Lawyers, guns and money: vicarious liability for criminal or wrongful acts
By Matt McDonald
The Victorian Court of Appeal has upheld a finding that an employer was not vicariously liable for psychiatric injuries suffered by its employee as a result of the criminal act of one of his co-workers.
In May we reported on the first instance judgment of the Victorian Supreme Court.
The Plaintiff was employed as an armed security guard. He was stationed in his armoured van on a job when his co-worker, perhaps by reason of a twisted sense of humour, unholstered his weapon and held it to the Plaintiff’s head. Consequentially, the Plaintiff suffered psychiatric injuries.
The Court ultimately held that the employer was not vicariously liable, as the co-worker’s actions were not done in connection with his employment duties. The Court applied the principle that there must be an ability to achieve intimacy and a relationship of trust between the wrongdoer and Plaintiff in order to establish vicarious liability against the wrongdoer’s employer in such cases.
The Plaintiff’s appeal was dismissed. In upholding the decision of the trial judge, the Court of Appeal noted that vicarious liability for the criminal acts of employees will only arise in exceptional cases where the employment provided not just the opportunity for the wrongdoing, but the actual occasion (applying Prince Alfred College Inc v ADC (2016) 258 CLR 134).
In considering whether the employment provided the actual occasion for the wrongdoing, Courts must consider the authority, power, trust and level of control between the parties. In this case, the Court of Appeal considered that the relationship between the Plaintiff and his co-worker lacked the requisite level of power, trust and control.
Garrett v Victorian Workcover Authority  VSCA 114
Further Developments in vicarious liability?
The High Court will soon hear the appeal to Schokman v CCIG Investments Pty Ltd  QCA 38. In this matter, the Plaintiff worked and shared staff accommodation with a co-worker at Daydream Island. The Plaintiff, Mr Schokman was the direct supervisor of his co-worker and roommate, Mr Hewett.

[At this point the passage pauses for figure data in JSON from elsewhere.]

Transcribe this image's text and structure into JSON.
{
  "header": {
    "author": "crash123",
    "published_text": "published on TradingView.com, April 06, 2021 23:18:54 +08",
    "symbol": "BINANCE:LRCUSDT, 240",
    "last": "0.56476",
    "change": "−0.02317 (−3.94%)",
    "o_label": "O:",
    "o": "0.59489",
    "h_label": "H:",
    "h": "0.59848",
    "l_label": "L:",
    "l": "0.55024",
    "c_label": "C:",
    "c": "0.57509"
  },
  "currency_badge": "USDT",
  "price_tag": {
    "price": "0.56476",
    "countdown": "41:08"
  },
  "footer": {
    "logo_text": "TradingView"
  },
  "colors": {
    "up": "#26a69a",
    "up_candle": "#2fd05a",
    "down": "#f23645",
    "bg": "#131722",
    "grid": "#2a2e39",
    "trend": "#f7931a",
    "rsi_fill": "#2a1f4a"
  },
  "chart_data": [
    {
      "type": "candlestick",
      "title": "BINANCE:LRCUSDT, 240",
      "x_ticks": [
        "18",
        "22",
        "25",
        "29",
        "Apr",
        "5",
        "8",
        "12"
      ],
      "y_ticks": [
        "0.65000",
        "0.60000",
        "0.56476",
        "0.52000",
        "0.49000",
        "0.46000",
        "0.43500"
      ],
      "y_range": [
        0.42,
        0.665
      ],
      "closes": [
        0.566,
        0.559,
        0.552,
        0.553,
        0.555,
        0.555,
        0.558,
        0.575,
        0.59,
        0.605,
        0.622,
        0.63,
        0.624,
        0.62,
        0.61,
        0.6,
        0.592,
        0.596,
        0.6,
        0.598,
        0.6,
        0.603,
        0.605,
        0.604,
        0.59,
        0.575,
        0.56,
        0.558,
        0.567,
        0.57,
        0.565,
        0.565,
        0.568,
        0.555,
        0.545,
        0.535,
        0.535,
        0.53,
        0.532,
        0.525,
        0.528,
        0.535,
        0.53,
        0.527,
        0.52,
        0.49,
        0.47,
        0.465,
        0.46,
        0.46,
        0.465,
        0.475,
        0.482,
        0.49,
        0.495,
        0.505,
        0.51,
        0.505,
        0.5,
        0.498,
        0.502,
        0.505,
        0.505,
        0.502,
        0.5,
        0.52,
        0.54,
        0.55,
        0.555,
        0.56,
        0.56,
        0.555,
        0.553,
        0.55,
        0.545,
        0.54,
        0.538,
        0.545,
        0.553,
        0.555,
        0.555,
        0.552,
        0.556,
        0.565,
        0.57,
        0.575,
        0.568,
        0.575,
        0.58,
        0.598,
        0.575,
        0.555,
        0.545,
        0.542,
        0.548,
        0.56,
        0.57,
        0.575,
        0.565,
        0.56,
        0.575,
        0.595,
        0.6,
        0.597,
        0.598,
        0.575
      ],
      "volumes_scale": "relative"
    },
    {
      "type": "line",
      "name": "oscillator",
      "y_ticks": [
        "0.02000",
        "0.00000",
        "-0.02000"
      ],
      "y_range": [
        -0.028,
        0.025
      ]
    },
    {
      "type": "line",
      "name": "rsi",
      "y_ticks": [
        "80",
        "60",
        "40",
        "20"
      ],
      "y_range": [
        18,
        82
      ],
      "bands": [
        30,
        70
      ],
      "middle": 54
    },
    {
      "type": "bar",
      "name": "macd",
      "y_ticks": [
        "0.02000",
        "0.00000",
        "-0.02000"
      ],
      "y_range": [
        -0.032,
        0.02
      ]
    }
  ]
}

After returning home drunk one night, Mr Hewett awoke Mr Schokman by accidentally urinating in his face, aggravating Mr Schokman’s underlying cataplexy.
The Queensland Court of Appeal held that the employer should be vicariously liable for Mr Hewett’s actions, as the employment contract required him to stay in accommodation on the island. As Mr Hewett occupied the room as an employee, his employer was vicariously liable for his actions.
This finding of vicarious liability did not rest on the factors outlined in Prince Alfred College. If the High Court upholds the Queensland Court of Appeal’s judgment, it will potentially broaden the scope of employers’ vicarious liability.
This article was written with the assistance of Lloyd Miller, Law Graduate.